Marco Höferth

Personal information
- Date of birth: 25 March 1988 (age 38)
- Place of birth: Wertheim, West Germany
- Height: 1.88 m (6 ft 2 in)
- Position: Defender

Team information
- Current team: TuS Holzkirchen
- Number: 13

Youth career
- FC Dörlesberg
- VfB Reicholzheim
- Viktoria Wertheim
- 0000–2005: FV Lauda
- 2005–2006: Bayern Munich

Senior career*
- Years: Team / Apps / (Gls)
- 2006–2009: Bayern Munich II / 10 / (0)
- 2009–2010: SC Pfullendorf / 11 / (0)
- 2010–2011: SpVgg Weiden / 11 / (0)
- 2011–2016: BCF Wolfratshausen / 120 / (28)
- 2016–: TuS Holzkirchen / 66 / (13)

International career
- Germany U-18 / 6 / (0)

= Marco Höferth =

German footballer (born 1988)

Marco Höferth (born 25 March 1988 in Wertheim) is a German footballer who currently plays for TuS Holzkirchen.
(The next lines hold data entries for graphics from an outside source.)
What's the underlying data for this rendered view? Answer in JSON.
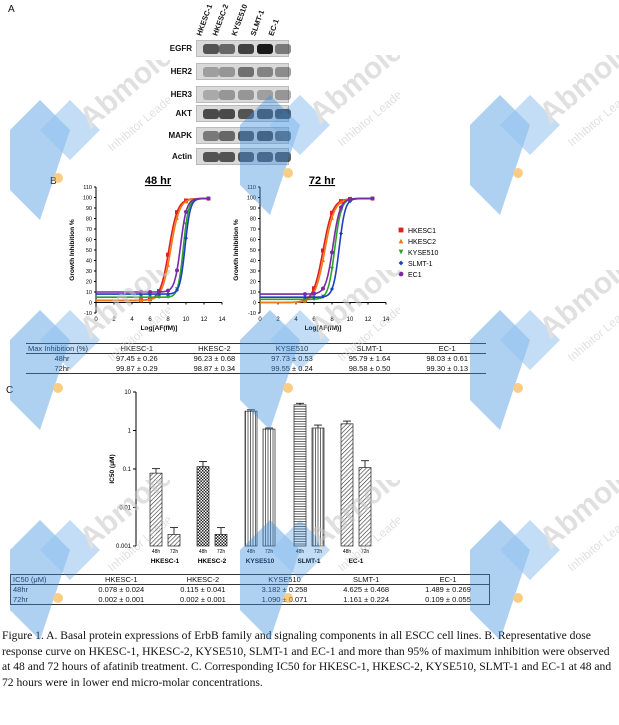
{
  "panels": {
    "a": "A",
    "b": "B",
    "c": "C"
  },
  "blot": {
    "cell_lines": [
      "HKESC-1",
      "HKESC-2",
      "KYSE510",
      "SLMT-1",
      "EC-1"
    ],
    "proteins": [
      "EGFR",
      "HER2",
      "HER3",
      "AKT",
      "MAPK",
      "Actin"
    ]
  },
  "dose_response": {
    "y_label": "Growth Inhibition %",
    "x_label": "Log[AF(fM)]",
    "x_ticks": [
      "0",
      "2",
      "4",
      "6",
      "8",
      "10",
      "12",
      "14"
    ],
    "y_ticks": [
      "-10",
      "0",
      "10",
      "20",
      "30",
      "40",
      "50",
      "60",
      "70",
      "80",
      "90",
      "100",
      "110"
    ],
    "legend": [
      "HKESC1",
      "HKESC2",
      "KYSE510",
      "SLMT-1",
      "EC1"
    ],
    "plots": [
      {
        "title": "48 hr"
      },
      {
        "title": "72 hr"
      }
    ]
  },
  "chart_data": [
    {
      "type": "line",
      "title": "48 hr",
      "xlabel": "Log[AF(fM)]",
      "ylabel": "Growth Inhibition %",
      "xlim": [
        0,
        14
      ],
      "ylim": [
        -10,
        110
      ],
      "series": [
        {
          "name": "HKESC1",
          "color": "#e0201b",
          "ic50": 8.1,
          "slope": 0.9,
          "bottom": 2,
          "top": 99
        },
        {
          "name": "HKESC2",
          "color": "#f07a1a",
          "ic50": 8.3,
          "slope": 0.9,
          "bottom": 2,
          "top": 99
        },
        {
          "name": "KYSE510",
          "color": "#2aa52a",
          "ic50": 9.7,
          "slope": 1.5,
          "bottom": 5,
          "top": 99
        },
        {
          "name": "SLMT-1",
          "color": "#1f3fbf",
          "ic50": 9.9,
          "slope": 1.5,
          "bottom": 8,
          "top": 99
        },
        {
          "name": "EC1",
          "color": "#7a2aa5",
          "ic50": 9.4,
          "slope": 1.3,
          "bottom": 10,
          "top": 99
        }
      ]
    },
    {
      "type": "line",
      "title": "72 hr",
      "xlabel": "Log[AF(fM)]",
      "ylabel": "Growth Inhibition %",
      "xlim": [
        0,
        14
      ],
      "ylim": [
        -10,
        110
      ],
      "series": [
        {
          "name": "HKESC1",
          "color": "#e0201b",
          "ic50": 7.0,
          "slope": 0.8,
          "bottom": 0,
          "top": 99
        },
        {
          "name": "HKESC2",
          "color": "#f07a1a",
          "ic50": 7.2,
          "slope": 0.8,
          "bottom": 0,
          "top": 99
        },
        {
          "name": "KYSE510",
          "color": "#2aa52a",
          "ic50": 8.3,
          "slope": 1.2,
          "bottom": 3,
          "top": 99
        },
        {
          "name": "SLMT-1",
          "color": "#1f3fbf",
          "ic50": 8.8,
          "slope": 1.3,
          "bottom": 5,
          "top": 99
        },
        {
          "name": "EC1",
          "color": "#7a2aa5",
          "ic50": 8.1,
          "slope": 1.1,
          "bottom": 8,
          "top": 99
        }
      ]
    },
    {
      "type": "bar",
      "ylabel": "IC50 (μM)",
      "y_scale": "log",
      "ylim": [
        0.001,
        10
      ],
      "y_ticks": [
        "10",
        "1",
        "0.1",
        "0.01",
        "0.001"
      ],
      "categories": [
        "HKESC-1",
        "HKESC-2",
        "KYSE510",
        "SLMT-1",
        "EC-1"
      ],
      "series": [
        {
          "name": "48h",
          "values": [
            0.078,
            0.115,
            3.182,
            4.625,
            1.489
          ],
          "errors": [
            0.024,
            0.041,
            0.258,
            0.468,
            0.269
          ]
        },
        {
          "name": "72h",
          "values": [
            0.002,
            0.002,
            1.09,
            1.161,
            0.109
          ],
          "errors": [
            0.001,
            0.001,
            0.071,
            0.224,
            0.055
          ]
        }
      ],
      "bar_labels": [
        "48h",
        "72h"
      ]
    }
  ],
  "max_inhibition_table": {
    "headers": [
      "Max Inhibition (%)",
      "HKESC-1",
      "HKESC-2",
      "KYSE510",
      "SLMT-1",
      "EC-1"
    ],
    "rows": [
      [
        "48hr",
        "97.45 ± 0.26",
        "96.23 ± 0.68",
        "97.73 ± 0.53",
        "95.79 ± 1.64",
        "98.03 ± 0.61"
      ],
      [
        "72hr",
        "99.87 ± 0.29",
        "98.87 ± 0.34",
        "99.55 ± 0.24",
        "98.58 ± 0.50",
        "99.30 ± 0.13"
      ]
    ]
  },
  "ic50_table": {
    "headers": [
      "IC50 (μM)",
      "HKESC-1",
      "HKESC-2",
      "KYSE510",
      "SLMT-1",
      "EC-1"
    ],
    "rows": [
      [
        "48hr",
        "0.078 ± 0.024",
        "0.115 ± 0.041",
        "3.182 ± 0.258",
        "4.625 ± 0.468",
        "1.489 ± 0.269"
      ],
      [
        "72hr",
        "0.002 ± 0.001",
        "0.002 ± 0.001",
        "1.090 ± 0.071",
        "1.161 ± 0.224",
        "0.109 ± 0.055"
      ]
    ]
  },
  "caption": "Figure 1. A. Basal protein expressions of ErbB family and signaling components in all ESCC cell lines. B. Representative dose response curve on HKESC-1, HKESC-2, KYSE510, SLMT-1 and EC-1 and more than 95% of maximum inhibition were observed at 48 and 72 hours of afatinib treatment. C. Corresponding IC50 for HKESC-1, HKESC-2, KYSE510, SLMT-1 and EC-1 at 48 and 72 hours were in lower end micro-molar concentrations.",
  "watermark": {
    "brand": "Abmole",
    "tagline": "Inhibitor Leader",
    "colors": {
      "blue": "#3b8fe0",
      "orange": "#f5a623"
    }
  }
}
Höferth joined Bayern Munich's youth team in 2005, and a year later he was making his debut for the reserve team, replacing Michael Kokocinski in a Regionalliga Süd match against SV Elversberg. He spent three years playing for Bayern's second team, but only made ten appearances, three of which came in his last season, in the 3. Liga. Following his release, he joined SC Pfullendorf, where he played for a year, before joining SpVgg Weiden in 2010. Before the year was over, though, the club folded, and Höferth, along with the entire squad, was made a free agent, and the twelve appearances he'd made so far were annulled. After six months without a club, Höferth signed for BCF Wolfratshausen in July 2011.